DIY Geometric Concrete Bookends


eHow Home Blog


With the help of recycled cardboard and quick-drying concrete, these modern bookends with high-end appeal are budget-friendly and easy to make at home.

How to make geometric concrete bookends_eHow

Things You’ll Need

  • Cardstock
  • Ruler
  • Scissors
  • Corrugated cardboard
  • Utility knife
  • Duct tape
  • Quick-drying concrete
  • Water
  • Mixing bucket
  • Trowel
  • Gloves
  • Sanding block

Working with concrete: Look for a quick-drying smooth concrete or cement mix at your local hardware or craft store. This project would also work well with plaster or other agents, such as mortar, depending on what you have on hand.

Equilateral Triangle

Cut a 4-inch equilateral triangle from a piece of cardstock. This will be the guide to draw the mold template.

Tip: Cutting a larger or smaller triangle will result in a larger or smaller bookend than ours. Get creative to suit the needs of your project or space.

Using the triangle as a tracing guide, draw out the following template onto a piece of corrugated cardboard, such as an old box.

Geometric Mold Template

Tracing Triangle

Cut out the entire shape from the cardboard.

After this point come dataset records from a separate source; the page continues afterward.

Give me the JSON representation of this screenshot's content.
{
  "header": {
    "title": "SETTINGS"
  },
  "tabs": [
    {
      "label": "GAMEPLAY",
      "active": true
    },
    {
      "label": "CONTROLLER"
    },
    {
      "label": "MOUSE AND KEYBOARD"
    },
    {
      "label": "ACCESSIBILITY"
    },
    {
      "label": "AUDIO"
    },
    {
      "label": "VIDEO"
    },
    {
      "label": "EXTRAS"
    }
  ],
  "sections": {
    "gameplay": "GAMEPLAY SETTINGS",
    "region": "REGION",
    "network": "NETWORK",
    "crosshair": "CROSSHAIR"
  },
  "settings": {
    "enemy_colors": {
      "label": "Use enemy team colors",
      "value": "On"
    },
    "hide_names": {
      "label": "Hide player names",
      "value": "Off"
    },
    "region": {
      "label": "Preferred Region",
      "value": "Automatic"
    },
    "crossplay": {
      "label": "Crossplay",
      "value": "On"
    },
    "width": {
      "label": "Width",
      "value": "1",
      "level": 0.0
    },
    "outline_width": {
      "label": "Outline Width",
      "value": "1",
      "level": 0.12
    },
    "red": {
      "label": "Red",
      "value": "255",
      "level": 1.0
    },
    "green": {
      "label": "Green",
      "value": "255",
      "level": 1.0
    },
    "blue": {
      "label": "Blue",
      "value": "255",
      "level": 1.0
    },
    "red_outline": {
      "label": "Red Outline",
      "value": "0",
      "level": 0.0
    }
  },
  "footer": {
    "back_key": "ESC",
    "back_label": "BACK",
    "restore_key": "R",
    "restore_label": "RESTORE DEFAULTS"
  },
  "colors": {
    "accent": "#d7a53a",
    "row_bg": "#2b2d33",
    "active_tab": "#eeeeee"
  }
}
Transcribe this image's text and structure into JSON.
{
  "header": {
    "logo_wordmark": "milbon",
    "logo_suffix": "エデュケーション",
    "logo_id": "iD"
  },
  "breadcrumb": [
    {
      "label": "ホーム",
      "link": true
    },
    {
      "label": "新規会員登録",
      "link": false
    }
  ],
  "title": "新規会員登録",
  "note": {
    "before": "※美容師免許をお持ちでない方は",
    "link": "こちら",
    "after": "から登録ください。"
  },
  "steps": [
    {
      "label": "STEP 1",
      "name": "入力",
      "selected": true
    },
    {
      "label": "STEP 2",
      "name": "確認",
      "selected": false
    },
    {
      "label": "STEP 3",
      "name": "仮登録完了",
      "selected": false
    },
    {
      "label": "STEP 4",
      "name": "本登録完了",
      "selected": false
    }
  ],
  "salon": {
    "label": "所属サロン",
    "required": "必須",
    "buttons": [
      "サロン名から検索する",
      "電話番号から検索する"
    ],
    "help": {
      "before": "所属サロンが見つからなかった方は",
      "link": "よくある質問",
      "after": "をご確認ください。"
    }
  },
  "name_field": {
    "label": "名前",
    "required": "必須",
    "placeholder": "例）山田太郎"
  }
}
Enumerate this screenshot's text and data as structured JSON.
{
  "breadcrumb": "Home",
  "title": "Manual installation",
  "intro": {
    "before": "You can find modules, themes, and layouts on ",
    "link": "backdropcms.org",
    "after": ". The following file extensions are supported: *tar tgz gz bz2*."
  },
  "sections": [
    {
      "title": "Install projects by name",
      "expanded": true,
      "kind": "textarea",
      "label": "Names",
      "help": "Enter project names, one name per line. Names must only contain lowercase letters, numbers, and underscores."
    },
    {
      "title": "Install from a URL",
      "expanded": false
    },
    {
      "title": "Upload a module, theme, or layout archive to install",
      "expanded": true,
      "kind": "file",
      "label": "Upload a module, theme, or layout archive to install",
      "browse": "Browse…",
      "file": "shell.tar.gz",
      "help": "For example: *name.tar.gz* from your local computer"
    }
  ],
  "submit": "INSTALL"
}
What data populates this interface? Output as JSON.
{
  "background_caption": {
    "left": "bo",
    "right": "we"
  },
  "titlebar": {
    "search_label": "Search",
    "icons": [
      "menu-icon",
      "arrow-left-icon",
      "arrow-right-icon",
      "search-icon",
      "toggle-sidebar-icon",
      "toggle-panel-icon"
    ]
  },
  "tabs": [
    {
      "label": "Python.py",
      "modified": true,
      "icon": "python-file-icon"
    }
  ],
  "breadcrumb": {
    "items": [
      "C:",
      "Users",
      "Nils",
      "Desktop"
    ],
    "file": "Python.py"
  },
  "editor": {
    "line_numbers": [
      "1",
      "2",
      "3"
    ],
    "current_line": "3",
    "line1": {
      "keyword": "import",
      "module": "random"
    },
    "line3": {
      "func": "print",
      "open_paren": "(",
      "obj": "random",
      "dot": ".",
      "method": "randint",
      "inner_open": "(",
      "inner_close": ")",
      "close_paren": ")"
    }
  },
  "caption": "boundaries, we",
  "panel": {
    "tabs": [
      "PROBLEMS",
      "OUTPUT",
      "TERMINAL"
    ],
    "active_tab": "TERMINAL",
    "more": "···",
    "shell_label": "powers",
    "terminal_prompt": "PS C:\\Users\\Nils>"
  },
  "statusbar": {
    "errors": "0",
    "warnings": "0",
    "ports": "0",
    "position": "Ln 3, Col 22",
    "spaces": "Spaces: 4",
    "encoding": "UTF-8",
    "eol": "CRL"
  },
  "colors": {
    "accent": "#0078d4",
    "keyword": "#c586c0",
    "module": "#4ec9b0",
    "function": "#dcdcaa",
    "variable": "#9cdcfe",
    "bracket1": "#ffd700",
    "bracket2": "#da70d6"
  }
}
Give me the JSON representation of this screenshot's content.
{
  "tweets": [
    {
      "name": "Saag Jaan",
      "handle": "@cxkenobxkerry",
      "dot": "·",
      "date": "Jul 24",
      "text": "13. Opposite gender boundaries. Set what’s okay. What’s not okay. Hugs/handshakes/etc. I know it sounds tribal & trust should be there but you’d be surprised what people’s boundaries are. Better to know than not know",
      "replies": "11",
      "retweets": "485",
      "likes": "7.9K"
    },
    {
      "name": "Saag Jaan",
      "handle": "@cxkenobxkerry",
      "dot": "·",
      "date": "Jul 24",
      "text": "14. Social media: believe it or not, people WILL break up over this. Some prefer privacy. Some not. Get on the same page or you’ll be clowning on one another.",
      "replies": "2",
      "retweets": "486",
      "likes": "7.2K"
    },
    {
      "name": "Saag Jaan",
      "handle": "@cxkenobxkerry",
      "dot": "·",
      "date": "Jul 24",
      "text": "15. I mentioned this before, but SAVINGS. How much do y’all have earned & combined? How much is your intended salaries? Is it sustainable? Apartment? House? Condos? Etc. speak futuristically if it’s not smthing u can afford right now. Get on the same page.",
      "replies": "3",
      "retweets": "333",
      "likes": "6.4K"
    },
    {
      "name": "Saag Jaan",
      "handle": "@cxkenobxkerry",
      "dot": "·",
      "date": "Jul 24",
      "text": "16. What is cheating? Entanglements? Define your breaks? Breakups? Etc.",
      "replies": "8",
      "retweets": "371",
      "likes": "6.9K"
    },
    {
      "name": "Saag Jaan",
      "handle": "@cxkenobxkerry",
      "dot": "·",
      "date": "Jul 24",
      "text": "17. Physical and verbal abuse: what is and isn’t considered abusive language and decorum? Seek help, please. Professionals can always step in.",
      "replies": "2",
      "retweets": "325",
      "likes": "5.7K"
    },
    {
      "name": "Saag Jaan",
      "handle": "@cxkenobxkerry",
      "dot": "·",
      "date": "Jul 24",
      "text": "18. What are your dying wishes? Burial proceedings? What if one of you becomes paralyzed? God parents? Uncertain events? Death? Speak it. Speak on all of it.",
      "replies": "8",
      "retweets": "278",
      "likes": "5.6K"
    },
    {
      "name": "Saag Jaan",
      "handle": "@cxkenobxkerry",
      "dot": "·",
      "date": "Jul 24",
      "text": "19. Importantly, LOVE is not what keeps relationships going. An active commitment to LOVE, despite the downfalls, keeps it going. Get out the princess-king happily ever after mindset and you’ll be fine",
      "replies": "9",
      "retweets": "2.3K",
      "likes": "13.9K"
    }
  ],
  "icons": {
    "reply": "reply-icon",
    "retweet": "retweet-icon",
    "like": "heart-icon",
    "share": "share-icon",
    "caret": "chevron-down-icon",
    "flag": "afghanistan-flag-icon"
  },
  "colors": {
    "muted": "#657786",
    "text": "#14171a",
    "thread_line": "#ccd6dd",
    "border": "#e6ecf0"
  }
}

Geometric Concrete Mold Template

Using a ruler as a guide, score the top layer of cardboard along each of the lines, using a utility knife. The goal is to make for easier folding, not to cut all the way through the cardboard.

Scoring Cardboard

Once scored, bend and fold each cut in the cardboard to shape into the geometric mold.

Scored Cardboard

The mold will come together by joining the outside triangles.

Geometric Cardboard Mold

Secure each folded side with duct tape. If making two bookends, repeat the steps to make two molds ready for filling.

Taped Geo Molds

Because these next steps can get a little messy, bring the molds out to the garage. Mix quick-drying concrete with water according to the package directions in a well-ventilated and easy-to-clean area. Scoop the concrete into the molds, patting down the sides every so often to make sure the mix settles all the way down evenly (as you would with a baking pan when making cake or brownies).

Concrete Molds

Tip: Concrete can be tinted, if you prefer a different shade than the classic grey, incorporate dye during the mixing process to achieve desired hue.

Drying Concrete Molds

Rest the molds face-up atop of paint cans or mixing buckets to set and dry. Allow the concrete to dry according to the package dry time, but move onto the next step when the concrete has set to shape just before it’s fully dry. Removing the mold before the concrete fully dries will allow for easier sanding and faster final drying time because the bookend will be exposed to the air. You’ll know when the concrete is almost dry when the center looks light in color and the edges are pulling away from the mold but it’s still a bit dark from retained moisture.

Molded Geometric Concrete

To remove the mold, gently peel away the tape and cardboard from the concrete. The shape will be rough at this point, retaining the ridges of the cardboard, and may have small bubbles or other imperfections.

DIY Concrete Mold

Sand the surface and each edge of the bookends with a coarse-grit sanding block until smooth.

Sanding Concrete

Wipe away any excess dust, and allow to fully dry before bringing inside. At this point, we were happy with the natural surface of the concrete shapes, but this is the perfect stage to apply 2-3 coats of acrylic paint to a single facet or the entire surface for a bright update. Metallics, whites and blacks are all modern shades that pair well with most decor.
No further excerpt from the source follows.